Vadim.Strizhevsky at morganstanley.com Vadim.Strizhevsky at morganstanley.com
Thu Dec 19 10:06:34 PST 2002


On Thu, 19 Dec 2002, Elliotte Rusty Harold wrote:

> At 11:37 AM -0500 12/19/02, <Vadim.Strizhevsky at morganstanley.com> wrote:
>
> >1) Because its not valid XML as I desire to store multiple mesages in
> >single file.
>
> Then JDOM won't help you. JDOM is about XML.

Yes, it is about XML, and should be. Therefore you should let me
output XML the way I _want_ to. Don't worry about why I want to do that,
that's my buseiness. If JDOM is a generic library and you already have all
these customization options on XMLOutputter, what use are they if they
don't provide full control.
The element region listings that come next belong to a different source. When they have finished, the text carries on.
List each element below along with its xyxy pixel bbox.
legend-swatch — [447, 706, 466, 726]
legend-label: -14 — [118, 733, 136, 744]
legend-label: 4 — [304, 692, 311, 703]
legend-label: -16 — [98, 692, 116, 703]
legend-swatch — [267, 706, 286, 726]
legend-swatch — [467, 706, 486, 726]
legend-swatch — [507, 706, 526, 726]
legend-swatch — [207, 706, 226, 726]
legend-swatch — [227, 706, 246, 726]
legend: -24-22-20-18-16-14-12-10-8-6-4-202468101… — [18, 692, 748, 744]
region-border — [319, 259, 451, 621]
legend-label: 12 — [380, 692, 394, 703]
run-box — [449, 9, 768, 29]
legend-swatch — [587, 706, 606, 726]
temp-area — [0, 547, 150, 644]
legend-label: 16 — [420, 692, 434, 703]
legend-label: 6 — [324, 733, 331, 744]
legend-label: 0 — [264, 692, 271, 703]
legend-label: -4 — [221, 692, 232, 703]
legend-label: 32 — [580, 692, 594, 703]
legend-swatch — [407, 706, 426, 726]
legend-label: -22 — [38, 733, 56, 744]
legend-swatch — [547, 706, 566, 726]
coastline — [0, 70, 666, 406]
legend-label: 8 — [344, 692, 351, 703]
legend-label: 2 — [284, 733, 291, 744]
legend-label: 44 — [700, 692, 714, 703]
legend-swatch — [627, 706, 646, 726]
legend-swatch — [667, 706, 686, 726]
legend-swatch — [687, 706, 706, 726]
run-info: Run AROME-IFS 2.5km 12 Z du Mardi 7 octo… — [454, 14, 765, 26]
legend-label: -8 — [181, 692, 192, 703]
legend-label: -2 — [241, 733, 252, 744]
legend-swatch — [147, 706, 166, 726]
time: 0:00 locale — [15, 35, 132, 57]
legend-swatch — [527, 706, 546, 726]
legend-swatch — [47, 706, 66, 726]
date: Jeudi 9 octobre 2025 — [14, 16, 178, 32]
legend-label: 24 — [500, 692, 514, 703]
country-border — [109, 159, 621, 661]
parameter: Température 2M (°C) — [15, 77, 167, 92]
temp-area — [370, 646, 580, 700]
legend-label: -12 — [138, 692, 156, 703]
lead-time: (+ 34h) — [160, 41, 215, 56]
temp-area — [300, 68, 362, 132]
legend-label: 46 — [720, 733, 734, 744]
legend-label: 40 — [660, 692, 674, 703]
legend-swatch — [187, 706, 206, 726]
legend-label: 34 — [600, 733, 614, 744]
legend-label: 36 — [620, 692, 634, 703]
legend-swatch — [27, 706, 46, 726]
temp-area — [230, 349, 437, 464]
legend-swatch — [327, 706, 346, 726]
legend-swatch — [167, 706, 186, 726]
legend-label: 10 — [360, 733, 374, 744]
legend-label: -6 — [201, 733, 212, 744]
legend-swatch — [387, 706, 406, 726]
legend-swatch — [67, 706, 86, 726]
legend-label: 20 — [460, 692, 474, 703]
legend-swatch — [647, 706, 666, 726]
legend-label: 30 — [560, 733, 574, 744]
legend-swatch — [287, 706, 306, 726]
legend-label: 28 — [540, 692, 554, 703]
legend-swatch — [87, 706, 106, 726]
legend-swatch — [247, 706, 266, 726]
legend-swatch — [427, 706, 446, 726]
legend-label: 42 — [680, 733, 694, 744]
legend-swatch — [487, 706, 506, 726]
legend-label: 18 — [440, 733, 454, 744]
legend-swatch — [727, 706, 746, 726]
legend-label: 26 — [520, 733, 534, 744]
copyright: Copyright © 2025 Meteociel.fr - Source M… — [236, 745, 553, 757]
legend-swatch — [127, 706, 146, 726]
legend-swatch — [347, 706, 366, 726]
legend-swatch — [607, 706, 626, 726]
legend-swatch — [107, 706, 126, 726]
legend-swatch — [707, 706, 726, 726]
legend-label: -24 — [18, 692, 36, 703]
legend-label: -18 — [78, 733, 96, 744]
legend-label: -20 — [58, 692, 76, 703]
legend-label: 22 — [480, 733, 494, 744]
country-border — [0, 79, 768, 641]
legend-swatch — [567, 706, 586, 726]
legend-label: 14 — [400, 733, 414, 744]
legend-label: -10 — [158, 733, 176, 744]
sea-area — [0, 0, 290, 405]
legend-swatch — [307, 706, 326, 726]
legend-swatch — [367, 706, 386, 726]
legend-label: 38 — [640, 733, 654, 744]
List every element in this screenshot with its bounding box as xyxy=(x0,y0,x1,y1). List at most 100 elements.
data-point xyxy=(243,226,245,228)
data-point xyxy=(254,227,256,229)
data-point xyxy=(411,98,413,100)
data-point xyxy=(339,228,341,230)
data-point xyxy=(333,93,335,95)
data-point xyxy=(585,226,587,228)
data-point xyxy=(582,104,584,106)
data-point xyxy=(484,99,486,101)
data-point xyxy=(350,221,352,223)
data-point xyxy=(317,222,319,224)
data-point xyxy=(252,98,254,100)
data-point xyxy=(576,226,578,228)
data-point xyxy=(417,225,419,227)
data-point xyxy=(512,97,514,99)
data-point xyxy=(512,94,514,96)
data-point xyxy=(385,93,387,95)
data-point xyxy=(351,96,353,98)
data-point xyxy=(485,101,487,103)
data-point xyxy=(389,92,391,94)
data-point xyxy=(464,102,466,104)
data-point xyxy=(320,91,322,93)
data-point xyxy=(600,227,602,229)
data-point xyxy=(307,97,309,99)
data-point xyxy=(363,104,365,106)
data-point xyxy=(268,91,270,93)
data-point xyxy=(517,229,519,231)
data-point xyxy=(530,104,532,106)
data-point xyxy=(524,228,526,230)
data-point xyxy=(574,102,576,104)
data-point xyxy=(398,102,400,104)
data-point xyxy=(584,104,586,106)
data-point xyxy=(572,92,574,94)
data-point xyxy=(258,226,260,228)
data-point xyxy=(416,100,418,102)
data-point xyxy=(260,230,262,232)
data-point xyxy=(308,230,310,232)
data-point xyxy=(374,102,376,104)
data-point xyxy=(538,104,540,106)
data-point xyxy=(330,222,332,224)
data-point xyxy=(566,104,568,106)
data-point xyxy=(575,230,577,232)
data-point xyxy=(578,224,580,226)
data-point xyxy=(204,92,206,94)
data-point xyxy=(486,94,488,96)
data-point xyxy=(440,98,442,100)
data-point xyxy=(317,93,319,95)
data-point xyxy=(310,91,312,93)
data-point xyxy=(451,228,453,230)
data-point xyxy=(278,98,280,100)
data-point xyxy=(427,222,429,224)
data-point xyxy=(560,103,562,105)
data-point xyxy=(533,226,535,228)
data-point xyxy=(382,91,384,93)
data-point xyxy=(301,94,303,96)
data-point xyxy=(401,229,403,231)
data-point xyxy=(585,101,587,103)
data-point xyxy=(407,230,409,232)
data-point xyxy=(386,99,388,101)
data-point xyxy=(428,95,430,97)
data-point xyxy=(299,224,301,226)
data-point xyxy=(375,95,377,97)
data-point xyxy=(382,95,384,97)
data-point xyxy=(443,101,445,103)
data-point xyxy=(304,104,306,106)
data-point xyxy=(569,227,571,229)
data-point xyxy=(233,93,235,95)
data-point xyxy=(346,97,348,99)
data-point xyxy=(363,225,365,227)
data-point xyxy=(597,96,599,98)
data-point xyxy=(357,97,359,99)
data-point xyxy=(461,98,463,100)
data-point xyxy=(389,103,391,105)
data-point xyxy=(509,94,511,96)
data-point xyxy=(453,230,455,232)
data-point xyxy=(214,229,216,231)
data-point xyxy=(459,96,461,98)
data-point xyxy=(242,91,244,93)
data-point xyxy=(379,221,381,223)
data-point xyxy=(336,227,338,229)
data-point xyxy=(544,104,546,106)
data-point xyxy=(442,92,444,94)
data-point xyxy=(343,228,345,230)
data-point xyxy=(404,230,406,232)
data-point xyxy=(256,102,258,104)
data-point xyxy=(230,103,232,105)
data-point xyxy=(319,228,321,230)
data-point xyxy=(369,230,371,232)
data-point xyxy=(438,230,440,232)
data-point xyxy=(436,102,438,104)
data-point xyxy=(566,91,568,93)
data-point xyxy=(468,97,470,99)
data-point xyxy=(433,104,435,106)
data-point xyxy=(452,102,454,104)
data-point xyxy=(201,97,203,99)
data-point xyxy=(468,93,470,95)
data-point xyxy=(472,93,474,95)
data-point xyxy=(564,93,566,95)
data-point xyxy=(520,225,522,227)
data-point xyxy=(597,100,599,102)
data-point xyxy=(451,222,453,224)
Or at least one that make sense, and not
arbitrary done by the author who on behalf of the user makes the decision
of what's best, by ignoring the request.

>
> >2) performance.
>
> You've done the testing necessary to prove that XML parsing is a problem?

Yes. XML parsing and XMLoutputer is number 1 performance bottlenecks. I've
done some mods to XMLOuttpuer to increase performance even furhter. But
this for a separate mail.

> Sounnds like you're trying to use XML like a database, always a mistake.

You're arguing about specific instance, but that's not the point, it
should be upto me how I use it. I could store in DB, whatever, I'm just
trying to get it on one line. That's not such a big requirement.

>
> >You present an argument of human readability. But in reality humans
> >don't actually read XML that much in my world. They usually use tools to
> >display the particular XML in custom/convinient way. However what
> >happens more often is that various systems/programs pass XML between them
> >over various media, (network, MQ, files, etc...) As far those system
> >concerned they don't care what it looks like, but may care how much space
> >it occupies. Yea 4bytes is not huge deal, but in principle you
> >trying to represent xml as concisely as possible, but you just can't
> >completely do it.
> >
>
> That's your principle, not mine. Excessive worrying about size can be
> just as damaging as excessive worrying about speed. Fact is, in
> almost any application you're going to waste more on the empty space
> in disk blocks or even network packets than you're talking about
> saving.

True, so maybe that was a bad example. But my logical argument stands,
which you removed and didn't address.

Why do you all feel that it is such a big or unusual thing to ask for,
to be able to produce XML with no white space or newlines? You already
have API that is supposed to control this, but you arbitrarily decided
to not observe it in one place. That just doesn't make any logical sense
to me.

I wonder was that behavior there from the very first version or was added
later on someone's request for nicer look? without CVS I can't tell this.